Secondo Massimo Della Valle, direttore dell’Osservatorio di Capodimonte dell’Istituto Nazionale di Astrofisica (Inaf), la ricerca del team australiano è frutto di uno “sforzo ciclopico” in quanto ha comportato la misurazione dell’energia emessa negli “ultimi 2 miliardi di anni da un campione di 200 mila galassie” contenute in una sola sezione del Creato. Un grande risultato ottenuto combinando i dati forniti da telescopi spaziali come Herschel dell’Agenzia Spaziale Europea (Esa), Wise della Nasa e quelli dell’Osservatorio Europeo Meridionale (Eso), sulle Ande cilene. In questo modo, ha aggiunto, “i ricercatori sono riusciti a misurare il tasso di diminuzione della densità di radiazione su un ampio spettro; in pratica una conferma che l’universo si sta spegnendo e in quale modo”.
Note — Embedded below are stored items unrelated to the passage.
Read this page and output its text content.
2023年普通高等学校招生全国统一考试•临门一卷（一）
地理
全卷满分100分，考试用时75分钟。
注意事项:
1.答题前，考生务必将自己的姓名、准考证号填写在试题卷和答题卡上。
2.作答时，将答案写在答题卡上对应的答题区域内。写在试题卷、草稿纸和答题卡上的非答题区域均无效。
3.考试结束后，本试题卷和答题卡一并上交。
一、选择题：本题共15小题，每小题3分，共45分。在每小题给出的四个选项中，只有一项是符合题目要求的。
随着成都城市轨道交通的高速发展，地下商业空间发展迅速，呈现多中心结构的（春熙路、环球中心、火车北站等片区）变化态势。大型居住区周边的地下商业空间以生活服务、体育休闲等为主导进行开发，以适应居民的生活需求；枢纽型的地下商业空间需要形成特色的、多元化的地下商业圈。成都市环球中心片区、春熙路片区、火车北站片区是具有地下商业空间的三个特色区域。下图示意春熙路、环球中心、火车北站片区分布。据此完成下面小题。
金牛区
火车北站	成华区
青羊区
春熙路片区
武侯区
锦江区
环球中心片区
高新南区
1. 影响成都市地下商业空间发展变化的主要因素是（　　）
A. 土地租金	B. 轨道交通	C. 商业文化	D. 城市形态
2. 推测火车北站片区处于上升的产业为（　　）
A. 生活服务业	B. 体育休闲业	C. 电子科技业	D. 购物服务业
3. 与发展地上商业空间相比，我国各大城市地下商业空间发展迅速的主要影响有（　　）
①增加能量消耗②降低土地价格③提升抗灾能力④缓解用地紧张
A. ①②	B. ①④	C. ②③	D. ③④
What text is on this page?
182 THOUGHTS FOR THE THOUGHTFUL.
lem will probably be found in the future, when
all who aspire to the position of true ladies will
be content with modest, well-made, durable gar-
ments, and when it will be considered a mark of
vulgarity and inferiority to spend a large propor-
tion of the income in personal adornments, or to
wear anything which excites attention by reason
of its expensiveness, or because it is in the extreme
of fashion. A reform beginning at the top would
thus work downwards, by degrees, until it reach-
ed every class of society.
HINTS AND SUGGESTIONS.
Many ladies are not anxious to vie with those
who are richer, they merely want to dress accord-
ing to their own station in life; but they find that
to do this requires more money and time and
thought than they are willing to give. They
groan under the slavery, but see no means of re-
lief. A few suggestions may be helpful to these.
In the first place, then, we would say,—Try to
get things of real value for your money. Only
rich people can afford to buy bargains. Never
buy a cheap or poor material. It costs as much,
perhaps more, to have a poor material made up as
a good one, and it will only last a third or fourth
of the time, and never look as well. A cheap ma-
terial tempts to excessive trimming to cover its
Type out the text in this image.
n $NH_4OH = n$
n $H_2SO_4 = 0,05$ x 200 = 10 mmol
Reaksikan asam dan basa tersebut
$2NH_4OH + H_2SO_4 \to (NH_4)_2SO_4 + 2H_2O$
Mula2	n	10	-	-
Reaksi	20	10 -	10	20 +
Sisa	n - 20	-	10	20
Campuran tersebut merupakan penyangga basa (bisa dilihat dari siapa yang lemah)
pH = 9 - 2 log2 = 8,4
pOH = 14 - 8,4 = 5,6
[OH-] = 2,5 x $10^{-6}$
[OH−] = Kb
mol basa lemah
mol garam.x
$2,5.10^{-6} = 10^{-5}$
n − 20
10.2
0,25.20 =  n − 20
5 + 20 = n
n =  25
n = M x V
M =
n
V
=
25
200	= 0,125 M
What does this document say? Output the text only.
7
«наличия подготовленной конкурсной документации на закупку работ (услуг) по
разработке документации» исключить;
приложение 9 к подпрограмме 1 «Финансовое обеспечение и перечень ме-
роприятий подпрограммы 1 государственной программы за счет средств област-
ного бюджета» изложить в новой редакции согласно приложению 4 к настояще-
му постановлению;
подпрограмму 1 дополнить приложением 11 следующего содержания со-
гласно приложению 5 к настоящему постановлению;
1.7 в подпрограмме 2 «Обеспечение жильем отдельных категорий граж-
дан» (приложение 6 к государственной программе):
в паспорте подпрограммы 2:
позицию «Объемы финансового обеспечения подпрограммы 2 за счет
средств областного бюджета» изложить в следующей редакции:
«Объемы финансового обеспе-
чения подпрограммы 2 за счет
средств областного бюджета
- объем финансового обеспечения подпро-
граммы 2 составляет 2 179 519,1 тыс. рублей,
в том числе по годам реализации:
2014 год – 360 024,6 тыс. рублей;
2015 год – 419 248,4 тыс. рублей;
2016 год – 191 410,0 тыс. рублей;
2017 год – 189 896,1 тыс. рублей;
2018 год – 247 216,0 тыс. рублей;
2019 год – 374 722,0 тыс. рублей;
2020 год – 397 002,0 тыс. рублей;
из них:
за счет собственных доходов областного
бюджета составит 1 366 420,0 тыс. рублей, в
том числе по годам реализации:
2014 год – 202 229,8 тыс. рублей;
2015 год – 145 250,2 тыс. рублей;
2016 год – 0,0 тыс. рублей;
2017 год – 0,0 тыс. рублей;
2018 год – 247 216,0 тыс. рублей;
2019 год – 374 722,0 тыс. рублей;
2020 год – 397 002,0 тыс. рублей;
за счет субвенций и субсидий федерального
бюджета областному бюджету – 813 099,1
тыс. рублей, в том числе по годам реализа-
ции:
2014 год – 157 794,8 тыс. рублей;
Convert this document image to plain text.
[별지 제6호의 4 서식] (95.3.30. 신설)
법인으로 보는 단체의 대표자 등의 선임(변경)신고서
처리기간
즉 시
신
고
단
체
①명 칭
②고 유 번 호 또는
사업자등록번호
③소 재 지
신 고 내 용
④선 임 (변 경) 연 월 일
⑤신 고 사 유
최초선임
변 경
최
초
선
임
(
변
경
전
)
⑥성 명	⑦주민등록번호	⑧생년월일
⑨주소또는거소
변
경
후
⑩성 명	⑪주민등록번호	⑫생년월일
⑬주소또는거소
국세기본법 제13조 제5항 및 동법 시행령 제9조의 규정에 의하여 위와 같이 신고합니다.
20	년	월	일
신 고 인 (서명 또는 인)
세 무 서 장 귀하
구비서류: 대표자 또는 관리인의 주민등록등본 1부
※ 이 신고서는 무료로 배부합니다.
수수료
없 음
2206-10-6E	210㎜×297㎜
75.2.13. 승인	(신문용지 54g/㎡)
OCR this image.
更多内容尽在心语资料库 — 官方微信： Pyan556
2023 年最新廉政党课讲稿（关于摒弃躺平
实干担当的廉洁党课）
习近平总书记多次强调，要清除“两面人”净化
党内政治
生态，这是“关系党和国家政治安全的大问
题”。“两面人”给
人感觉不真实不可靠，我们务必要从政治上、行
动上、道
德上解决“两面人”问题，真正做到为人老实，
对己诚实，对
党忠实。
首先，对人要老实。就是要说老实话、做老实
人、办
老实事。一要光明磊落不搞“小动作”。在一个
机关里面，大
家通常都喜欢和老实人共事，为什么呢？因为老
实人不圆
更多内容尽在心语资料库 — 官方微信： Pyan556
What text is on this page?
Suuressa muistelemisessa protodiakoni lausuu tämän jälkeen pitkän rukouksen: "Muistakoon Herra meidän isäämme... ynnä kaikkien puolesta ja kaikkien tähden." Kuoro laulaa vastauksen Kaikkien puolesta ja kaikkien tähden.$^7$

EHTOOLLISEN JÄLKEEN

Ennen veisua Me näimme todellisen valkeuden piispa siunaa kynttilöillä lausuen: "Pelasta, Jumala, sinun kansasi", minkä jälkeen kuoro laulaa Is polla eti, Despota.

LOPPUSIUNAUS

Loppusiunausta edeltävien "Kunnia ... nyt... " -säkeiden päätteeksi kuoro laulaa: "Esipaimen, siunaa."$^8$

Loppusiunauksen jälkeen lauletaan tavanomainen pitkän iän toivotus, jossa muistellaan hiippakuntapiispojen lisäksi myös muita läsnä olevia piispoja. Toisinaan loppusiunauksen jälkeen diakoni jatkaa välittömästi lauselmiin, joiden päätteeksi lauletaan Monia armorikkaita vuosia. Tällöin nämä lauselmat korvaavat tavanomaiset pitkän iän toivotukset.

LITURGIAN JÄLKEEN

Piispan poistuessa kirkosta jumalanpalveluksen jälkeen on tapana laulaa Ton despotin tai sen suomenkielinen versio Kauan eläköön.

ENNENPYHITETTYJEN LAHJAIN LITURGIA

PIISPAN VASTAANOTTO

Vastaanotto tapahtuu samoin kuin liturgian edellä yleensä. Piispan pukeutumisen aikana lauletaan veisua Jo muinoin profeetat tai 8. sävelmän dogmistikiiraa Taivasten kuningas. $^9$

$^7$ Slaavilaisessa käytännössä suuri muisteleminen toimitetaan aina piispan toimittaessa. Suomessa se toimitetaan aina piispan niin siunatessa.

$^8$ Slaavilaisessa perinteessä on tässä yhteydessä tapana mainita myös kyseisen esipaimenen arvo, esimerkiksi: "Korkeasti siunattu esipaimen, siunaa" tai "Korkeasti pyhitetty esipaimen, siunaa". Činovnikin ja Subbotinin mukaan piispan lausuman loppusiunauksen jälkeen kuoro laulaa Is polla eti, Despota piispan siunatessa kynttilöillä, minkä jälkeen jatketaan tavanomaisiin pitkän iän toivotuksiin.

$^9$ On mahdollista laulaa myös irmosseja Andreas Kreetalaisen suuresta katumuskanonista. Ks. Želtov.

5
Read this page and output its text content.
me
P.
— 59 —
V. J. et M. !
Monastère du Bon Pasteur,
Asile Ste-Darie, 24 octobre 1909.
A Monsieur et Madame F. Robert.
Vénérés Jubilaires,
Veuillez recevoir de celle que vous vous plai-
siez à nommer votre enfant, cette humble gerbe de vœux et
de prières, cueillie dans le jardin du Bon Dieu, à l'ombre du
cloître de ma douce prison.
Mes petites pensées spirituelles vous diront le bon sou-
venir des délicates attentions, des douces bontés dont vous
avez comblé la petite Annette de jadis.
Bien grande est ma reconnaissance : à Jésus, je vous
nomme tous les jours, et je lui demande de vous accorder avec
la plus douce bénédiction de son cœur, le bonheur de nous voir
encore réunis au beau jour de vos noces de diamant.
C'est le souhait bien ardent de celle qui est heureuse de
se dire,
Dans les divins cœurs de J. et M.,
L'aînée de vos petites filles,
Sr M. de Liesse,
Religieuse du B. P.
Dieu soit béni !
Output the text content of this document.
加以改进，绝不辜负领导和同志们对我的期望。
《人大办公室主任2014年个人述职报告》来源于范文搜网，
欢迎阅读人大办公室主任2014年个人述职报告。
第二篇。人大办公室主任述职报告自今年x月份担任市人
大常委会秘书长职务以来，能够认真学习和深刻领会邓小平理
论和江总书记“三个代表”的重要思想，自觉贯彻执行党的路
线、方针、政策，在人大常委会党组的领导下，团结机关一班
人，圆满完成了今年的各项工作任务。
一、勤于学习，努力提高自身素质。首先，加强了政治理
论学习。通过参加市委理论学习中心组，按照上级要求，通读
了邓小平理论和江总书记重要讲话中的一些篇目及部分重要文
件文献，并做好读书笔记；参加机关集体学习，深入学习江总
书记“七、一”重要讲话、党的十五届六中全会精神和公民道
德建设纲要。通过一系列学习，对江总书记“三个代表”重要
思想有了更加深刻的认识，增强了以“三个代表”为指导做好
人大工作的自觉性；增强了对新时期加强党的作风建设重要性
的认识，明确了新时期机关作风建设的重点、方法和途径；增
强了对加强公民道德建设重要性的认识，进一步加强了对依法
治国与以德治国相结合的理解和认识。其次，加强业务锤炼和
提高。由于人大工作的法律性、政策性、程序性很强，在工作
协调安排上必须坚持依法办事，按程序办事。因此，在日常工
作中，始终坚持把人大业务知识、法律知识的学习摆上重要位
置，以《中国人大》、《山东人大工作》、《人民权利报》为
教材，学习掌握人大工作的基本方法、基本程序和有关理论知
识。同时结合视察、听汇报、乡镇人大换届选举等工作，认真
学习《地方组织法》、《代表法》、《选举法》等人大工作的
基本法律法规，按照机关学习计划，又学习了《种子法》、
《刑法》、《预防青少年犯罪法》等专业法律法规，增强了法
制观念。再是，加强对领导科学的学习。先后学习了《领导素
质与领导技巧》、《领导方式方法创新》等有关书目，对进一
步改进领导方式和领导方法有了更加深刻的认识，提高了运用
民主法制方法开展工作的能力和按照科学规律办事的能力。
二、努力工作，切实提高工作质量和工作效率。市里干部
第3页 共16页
Resta da capire come avverrà il decesso. Su questo i fisici continuano a essere divisi non conoscendo ancora molte delle leggi che ci governano. Le teorie più inflazionate sono due. La prima, quella del “Big Freeze” (“Grande Freddo”), sostiene che il cosmo generato dal Big Bang continuerà a espandersi all’infinito fino a quando tutta l’energia prodotta all’inizio del tempi sarà finita, trasformando tutto in un’immensa landa nera e congelata. La seconda, quella del “Big Crunch” immagina lo spazio come una sorta di elastico che, dopo essere arrivato al punto massimo di tensione, tornerà nel luogo esatto in cui tutto è cominciato. La forza di gravità mano a mano farà riaggregare la materia in un unico punto infinitamente piccolo e denso. Simile ma più estrema della teoria del Big Freeze è quella del Big Rip (“Grande strappo”) secondo cui l’espansione infinita determinerà un ritorno allo stato particellare del Creato. In pratica, cessate di funzionare le forze che tengono uniti i corpi celesti, ne deriverà una disgregazione in pezzi sempre più piccoli. I sostenitori del Big Rip sostengono che alla fine dei tempi nello spazio ci saranno solo fotoni, leptoni e, forse, protoni. Non manca poi chi immagina un multiverso, cioè l’esistenza di più universi. Ma qui siamo già passati al campo dell’ipotesi suggestiva non ancora scientificamente dimostrabile.